By not using reference counting. State of the art GCs don’t count references. They usually doing mark and sweep, implementing multiple generations, and/or doing a few other things.

Most of that overhead only happens while collecting. Merely referencing an object from another thread doesn’t modify any shared cache lines.

> What language has a sufficiently lock less rw capable GC?

Java, C#, F#, Golang.

dagmx · on Dec 31, 2021

Yeah I think my confusion was that I was thinking about a fully mutable context shared across threads based on the code example in the post.

But if it's just for the ref counting part of the Arc then I can see how a GC would solve it by not needing the RC

Const-me · on Dec 31, 2021

> I was thinking about a fully mutable context shared across threads

A quote from the article: “No locks, no mutexes, no syscalls, no shared mutable data here. There are some read-only structures context and unit shared behind an Arc, but read-only sharing shouldn’t be a problem.” As you see, the data shared across threads was immutable.

However, the library they have picked was designed around Rust’s ref.counting Arc<> smart pointers. Apparently for some other use cases, not needed by the OP, that library needs to modify these objects.

> I can see how a GC would solve it by not needing the RC

Interestingly enough, C++ would also solve that. The language does not stop programmers from changing things from multiple threads concurrently. For this reason, very few libraries have their public APIs designed around std::shared_ptr<> (C++ equivalent of Rust’s Arc<>). Instead, what usually happens, library authors write in the documentation things like “the object you pass to this API must be thread safe” and “it’s your responsibility to make sure the pointer you pass stays alive for as long as you using the API”, and call it a day.

dagmx · on Dec 31, 2021

To be fair, anything you can do in C++ can be done in Rust. The language just steers you away from it unless you enter into unsafe.

Const-me · on Jan 1, 2022

> To be fair, anything you can do in C++ can be done in Rust.

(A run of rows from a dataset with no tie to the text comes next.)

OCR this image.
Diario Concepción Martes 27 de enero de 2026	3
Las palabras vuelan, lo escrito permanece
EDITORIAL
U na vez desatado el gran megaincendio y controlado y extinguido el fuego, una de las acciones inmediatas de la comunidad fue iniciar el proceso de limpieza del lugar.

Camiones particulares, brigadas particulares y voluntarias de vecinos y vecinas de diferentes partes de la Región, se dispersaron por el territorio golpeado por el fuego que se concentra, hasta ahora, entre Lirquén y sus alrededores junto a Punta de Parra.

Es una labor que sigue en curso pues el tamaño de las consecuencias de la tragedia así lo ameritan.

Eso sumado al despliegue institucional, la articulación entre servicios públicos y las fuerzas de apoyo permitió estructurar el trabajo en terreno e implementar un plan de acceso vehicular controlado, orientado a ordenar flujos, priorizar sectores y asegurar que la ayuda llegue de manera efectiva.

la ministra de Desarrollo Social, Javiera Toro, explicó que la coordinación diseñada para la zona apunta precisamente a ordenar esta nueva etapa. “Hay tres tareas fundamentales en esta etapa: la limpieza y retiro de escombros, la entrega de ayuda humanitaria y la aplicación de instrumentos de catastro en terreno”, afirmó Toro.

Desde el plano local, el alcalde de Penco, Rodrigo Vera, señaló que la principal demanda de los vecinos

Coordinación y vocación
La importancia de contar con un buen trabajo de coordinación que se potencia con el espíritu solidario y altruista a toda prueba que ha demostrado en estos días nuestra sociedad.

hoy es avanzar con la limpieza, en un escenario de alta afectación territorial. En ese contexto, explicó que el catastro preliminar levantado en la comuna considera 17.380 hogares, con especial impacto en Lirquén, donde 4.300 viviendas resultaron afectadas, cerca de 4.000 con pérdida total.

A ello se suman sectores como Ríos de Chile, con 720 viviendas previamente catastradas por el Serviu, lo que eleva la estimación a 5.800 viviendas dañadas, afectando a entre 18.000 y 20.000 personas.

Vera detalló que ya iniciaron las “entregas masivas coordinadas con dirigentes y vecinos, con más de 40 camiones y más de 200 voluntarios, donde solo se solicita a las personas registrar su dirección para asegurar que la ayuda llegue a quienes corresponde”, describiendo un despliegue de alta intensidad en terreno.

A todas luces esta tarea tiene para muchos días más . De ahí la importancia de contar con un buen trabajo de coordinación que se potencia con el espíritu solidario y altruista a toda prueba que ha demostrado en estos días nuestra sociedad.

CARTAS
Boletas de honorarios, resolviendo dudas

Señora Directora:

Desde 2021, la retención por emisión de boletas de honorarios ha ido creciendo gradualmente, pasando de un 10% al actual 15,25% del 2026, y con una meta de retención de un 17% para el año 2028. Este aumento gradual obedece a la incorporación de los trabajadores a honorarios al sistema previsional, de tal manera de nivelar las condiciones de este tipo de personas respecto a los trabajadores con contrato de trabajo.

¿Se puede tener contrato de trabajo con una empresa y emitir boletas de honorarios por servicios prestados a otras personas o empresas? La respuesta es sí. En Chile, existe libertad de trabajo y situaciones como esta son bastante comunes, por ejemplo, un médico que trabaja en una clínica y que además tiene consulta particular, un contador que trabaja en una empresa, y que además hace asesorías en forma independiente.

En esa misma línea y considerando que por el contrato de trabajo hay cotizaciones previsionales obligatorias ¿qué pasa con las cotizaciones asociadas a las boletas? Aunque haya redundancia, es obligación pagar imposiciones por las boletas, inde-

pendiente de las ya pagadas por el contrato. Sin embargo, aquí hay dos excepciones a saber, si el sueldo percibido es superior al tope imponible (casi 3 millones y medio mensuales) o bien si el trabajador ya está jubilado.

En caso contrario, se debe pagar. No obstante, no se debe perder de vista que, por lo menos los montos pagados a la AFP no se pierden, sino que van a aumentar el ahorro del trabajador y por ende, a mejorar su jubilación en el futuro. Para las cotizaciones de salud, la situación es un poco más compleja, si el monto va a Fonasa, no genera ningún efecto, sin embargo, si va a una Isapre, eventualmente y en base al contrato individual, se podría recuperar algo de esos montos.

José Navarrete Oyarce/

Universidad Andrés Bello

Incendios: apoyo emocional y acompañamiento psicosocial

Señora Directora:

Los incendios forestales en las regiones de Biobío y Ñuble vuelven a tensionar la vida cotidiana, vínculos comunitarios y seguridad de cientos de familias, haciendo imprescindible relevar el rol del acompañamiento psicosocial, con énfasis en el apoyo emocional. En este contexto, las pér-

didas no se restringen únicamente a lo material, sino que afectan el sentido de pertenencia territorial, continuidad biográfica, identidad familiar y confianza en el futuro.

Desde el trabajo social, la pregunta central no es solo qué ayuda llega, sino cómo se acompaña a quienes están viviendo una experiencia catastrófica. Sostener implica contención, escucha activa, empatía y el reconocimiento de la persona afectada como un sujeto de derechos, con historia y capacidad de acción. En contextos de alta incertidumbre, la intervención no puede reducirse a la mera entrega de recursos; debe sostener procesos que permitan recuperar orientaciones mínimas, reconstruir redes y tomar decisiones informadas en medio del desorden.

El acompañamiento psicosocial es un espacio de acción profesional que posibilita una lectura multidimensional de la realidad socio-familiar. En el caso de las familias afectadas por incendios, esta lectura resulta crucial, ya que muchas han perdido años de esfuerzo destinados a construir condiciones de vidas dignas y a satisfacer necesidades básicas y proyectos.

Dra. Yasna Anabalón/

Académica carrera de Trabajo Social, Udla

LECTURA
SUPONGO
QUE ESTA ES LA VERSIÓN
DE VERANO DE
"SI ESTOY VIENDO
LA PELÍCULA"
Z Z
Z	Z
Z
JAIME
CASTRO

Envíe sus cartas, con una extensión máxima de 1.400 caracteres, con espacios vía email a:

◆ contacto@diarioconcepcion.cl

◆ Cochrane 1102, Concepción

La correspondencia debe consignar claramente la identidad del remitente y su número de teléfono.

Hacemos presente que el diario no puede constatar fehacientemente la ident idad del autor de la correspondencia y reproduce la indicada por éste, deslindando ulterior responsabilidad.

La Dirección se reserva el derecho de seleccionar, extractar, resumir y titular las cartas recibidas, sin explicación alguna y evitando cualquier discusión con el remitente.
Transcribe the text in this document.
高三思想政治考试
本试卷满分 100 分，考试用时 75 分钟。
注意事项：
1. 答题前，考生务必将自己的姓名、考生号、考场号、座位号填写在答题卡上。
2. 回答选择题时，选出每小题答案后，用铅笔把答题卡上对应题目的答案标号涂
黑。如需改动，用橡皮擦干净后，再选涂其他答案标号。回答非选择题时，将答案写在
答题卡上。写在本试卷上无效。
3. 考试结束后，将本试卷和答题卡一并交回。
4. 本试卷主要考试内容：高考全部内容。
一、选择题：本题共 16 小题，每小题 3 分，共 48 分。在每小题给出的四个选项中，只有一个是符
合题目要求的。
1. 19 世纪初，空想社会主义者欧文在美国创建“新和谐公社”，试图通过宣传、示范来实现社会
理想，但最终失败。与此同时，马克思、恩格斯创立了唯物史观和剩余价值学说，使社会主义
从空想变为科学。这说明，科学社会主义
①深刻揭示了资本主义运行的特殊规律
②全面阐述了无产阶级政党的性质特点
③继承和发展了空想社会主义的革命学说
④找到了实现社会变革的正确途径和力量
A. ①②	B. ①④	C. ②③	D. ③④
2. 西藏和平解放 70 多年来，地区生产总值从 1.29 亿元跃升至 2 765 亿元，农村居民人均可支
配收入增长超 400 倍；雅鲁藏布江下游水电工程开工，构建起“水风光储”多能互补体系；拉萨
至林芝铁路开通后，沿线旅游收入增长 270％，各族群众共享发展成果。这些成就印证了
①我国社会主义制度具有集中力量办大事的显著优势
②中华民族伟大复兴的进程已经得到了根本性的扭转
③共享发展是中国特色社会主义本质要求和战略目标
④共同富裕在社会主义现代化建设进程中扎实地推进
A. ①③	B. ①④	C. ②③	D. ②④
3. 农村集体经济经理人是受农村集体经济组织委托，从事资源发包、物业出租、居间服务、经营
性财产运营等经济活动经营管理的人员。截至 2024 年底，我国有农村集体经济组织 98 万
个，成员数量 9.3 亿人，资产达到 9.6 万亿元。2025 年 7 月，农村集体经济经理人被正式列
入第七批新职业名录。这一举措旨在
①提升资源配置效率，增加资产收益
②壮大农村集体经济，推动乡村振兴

Technically, all programming languages are Turing-complete. Practically, various things can affect development cost by a factor of magnitude. The OP acknowledges that, they wrote "Rewriting Rune just for my tiny use case was out of the question".

Just because something can be done doesn't mean it's a good idea to do that. Programming is not science, it's engineering, it's all about various tradeoffs.

> The language just steers you away

Such steering caused unique performance issues missing from both safer garbage collected languages, and unsafe C++.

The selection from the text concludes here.